Post-translational modifications or direct binding to AC NT by other factors may also regulate activity by altering the interaction between NT and C1/C2 domains. For example, phosphorylation of AC6 NT by PKC δ and ε inhibits AC6 activity (Lai et al., 1997; Lai et al., 1999; Lin et al., 2002), whereas AC8 NT forms part of the calmodulin binding site that stimulates AC8 activity, although the precise mechanism for either regulation is still unclear (Simpson et al., 2006). Alternatively, the NT of ACs may simply serve as a scaffold to facilitate interactions between regulators and the catalytic domains. For example, AC5 NT also interacts with the G protein exchange factor RiC8a to suppress AC activity (Wang et al., 2007). The NT of AC2 binds to the AKAP scaffolding protein Yotiao, facilitating inhibition by an as-yet unknown regulator (Piggott et al., 2008). Finally, both AC5 and AC6 NT bind Gβγ to conditionally stimulate the enzyme, although they differ in their mechanism as discussed above (Gao et al., 2007). The possibility for NT regulation of ACs allows for even more diverse modulation of these complex enzymes.

Possible Physiological Consequences.

What is the functional role of heterotrimer binding to the N terminus of AC5? FRET measurements and immunoprecipitations confirm the stable interaction of Gβγ to AC5 in cells.

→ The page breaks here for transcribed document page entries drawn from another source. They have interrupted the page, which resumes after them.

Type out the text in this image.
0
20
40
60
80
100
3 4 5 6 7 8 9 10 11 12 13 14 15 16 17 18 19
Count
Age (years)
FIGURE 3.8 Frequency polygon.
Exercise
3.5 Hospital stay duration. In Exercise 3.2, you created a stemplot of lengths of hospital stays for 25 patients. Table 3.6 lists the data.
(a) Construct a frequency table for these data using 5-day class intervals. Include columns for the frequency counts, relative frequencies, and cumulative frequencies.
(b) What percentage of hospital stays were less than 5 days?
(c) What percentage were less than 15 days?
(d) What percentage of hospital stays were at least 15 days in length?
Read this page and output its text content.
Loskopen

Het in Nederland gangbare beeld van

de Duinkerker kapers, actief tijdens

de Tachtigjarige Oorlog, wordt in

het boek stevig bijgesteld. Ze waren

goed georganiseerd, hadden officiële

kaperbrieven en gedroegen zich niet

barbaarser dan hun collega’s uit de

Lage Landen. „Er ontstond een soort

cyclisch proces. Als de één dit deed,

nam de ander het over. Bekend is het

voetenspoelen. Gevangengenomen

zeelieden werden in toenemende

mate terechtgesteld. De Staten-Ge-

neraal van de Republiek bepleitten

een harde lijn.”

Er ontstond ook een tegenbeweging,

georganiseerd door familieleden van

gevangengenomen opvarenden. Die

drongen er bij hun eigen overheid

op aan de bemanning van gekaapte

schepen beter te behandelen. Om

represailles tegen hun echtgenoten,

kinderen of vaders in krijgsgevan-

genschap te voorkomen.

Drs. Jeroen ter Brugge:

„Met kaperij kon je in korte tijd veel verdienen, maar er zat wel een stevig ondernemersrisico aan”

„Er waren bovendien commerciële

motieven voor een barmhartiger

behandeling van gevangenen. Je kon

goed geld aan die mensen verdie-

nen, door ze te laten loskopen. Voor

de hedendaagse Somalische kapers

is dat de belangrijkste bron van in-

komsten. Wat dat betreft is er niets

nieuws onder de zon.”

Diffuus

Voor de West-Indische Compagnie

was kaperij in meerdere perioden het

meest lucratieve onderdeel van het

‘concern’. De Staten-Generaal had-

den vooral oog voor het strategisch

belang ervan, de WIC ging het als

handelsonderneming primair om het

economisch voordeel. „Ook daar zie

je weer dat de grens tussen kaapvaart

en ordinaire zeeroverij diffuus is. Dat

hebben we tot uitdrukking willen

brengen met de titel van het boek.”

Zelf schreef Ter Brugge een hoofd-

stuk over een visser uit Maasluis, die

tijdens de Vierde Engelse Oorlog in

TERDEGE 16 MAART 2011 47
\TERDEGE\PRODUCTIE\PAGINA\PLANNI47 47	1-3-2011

Prior reports from bioluminescence resonance energy transfer studies indicate that Gβγ traffics together with AC2 (and also with GIRK) to the plasma membrane (Rebois et al., 2006). The deletion of the NT Gβγ binding site had no effect on trafficking of AC5 to the PM, and we observe no FRET between AC5 and Gβγ on intracellular sites within the cell. Thus, heterotrimer binding to the N terminus does not seem to be required for proper trafficking of AC5. Another possible effect could be on AC5 activity, as in the case of GIRK channel. Heterotrimer binding to a scaffold formed by NT and C terminus of GIRK1 lowers the basal activity of GIRK1 and predisposes the channel to GPCR-mediated activation (Rubinstein et al., 2009). Our model of heterotrimeric G protein scaffolding by AC5 resembles the activation of GIRK channels by Gβγ, because both effectors bind G protein heterotrimers at the NT, yet the Gβγ activation site is distinct from the NT at a secondary location on each effector. We hypothesize that the NT of AC5 brings catalytic core and regulators (heterotrimeric G protein subunits) in close proximity to prepare for potential GPCR mediated activation of AC.